Published on July 21st 2020 in

IAG braces for sharp earnings fall as perils hit margins

IAG has flagged insurance margins for the 2019/20 financial year will fall short of its 12.5-14.5% guidance, as earnings take a huge hit from adverse natural perils, prior period reserving, and credit spread factors.

The insurance group said in an investor update it expects to report an insurance margin of about 10% on August 7 when the business unveils its results for the year to June 30. In the 2018/19 year, the business recorded an insurance margin of 16.9%.

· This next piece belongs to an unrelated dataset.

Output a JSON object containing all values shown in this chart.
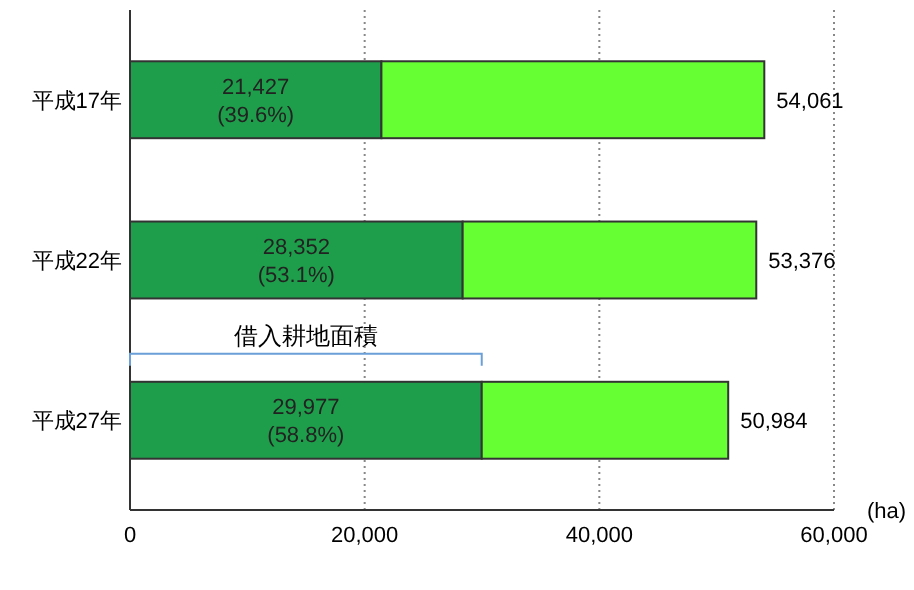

Higher than anticipated attritional perils experienced in the June quarter has probably pushed up net natural peril claim costs to $904 million, IAG said. It had previously forecast a figure of $850 million. Preliminary figures show cash profit is set to drop 70% from a year earlier to $279 million, while net profit will fall to $435 million from $1.08 billion.

IAG did see a short-term drop in new business volumes in the March-May period when the economy was hit by nationwide lockdown measures, reducing gross written premium (GWP) by $80 million. But volumes have since returned to normal levels in most of its core portfolios.

“These are not the numbers we envisaged at the beginning of the year,” said CEO Peter Harmer. “Along practically with every other company out there, the broad repercussions of COVID-19 mean that the outlook for us is unusually uncertain. As a result, we have decided not to provide earnings guidance, but we will review that if and when conditions change.”

GWP growth is about 1%, which is consistent with the “low single digit” guidance the business has maintained throughout the last financial year. The GWP growth includes adverse effects from business exits completed in the 2018/19 financial year, lower compulsory third party pricing and a “modestly negative estimated” impact from the coronavirus pandemic.

While the pandemic has had a “broadly neutral impact” on its reported insurance margin, IAG has set aside around $100 million in provision for potential claim cost impacts from business interruption (BI), landlords and other lines.

Deputy CEO Nick Hawkins said the business maintains the view “there is a specific exclusion for pandemics in our policy wordings” for BI policies. He calls the $100 million provision a “conservative” position taken by the company to factor in possible fallout from the pandemic, which includes the estimated impact of an economic downturn on the settlement of long tail claims.

“Certainly in the next 12 months, we have uncertainties over how long we are going to be uncertain for,” said Hawkins. “We know that the Australian long tail classes are under a bit more pressure in that environment and not just IAG’s portfolios but all long tail classes.”

IAG said it has taken measures to bolster its overall reinsurance position. These include the purchase of aggregate catastrophe reinsurance cover for the current financial year that will provide $350 million of gross protection in excess of $400 million. “This facilitates the transition of IAG’s aggregate protection to a financial year format, avoiding the intersection with peak period catastrophe activity that can disrupt the renewal process at calendar year-end.” said IAG.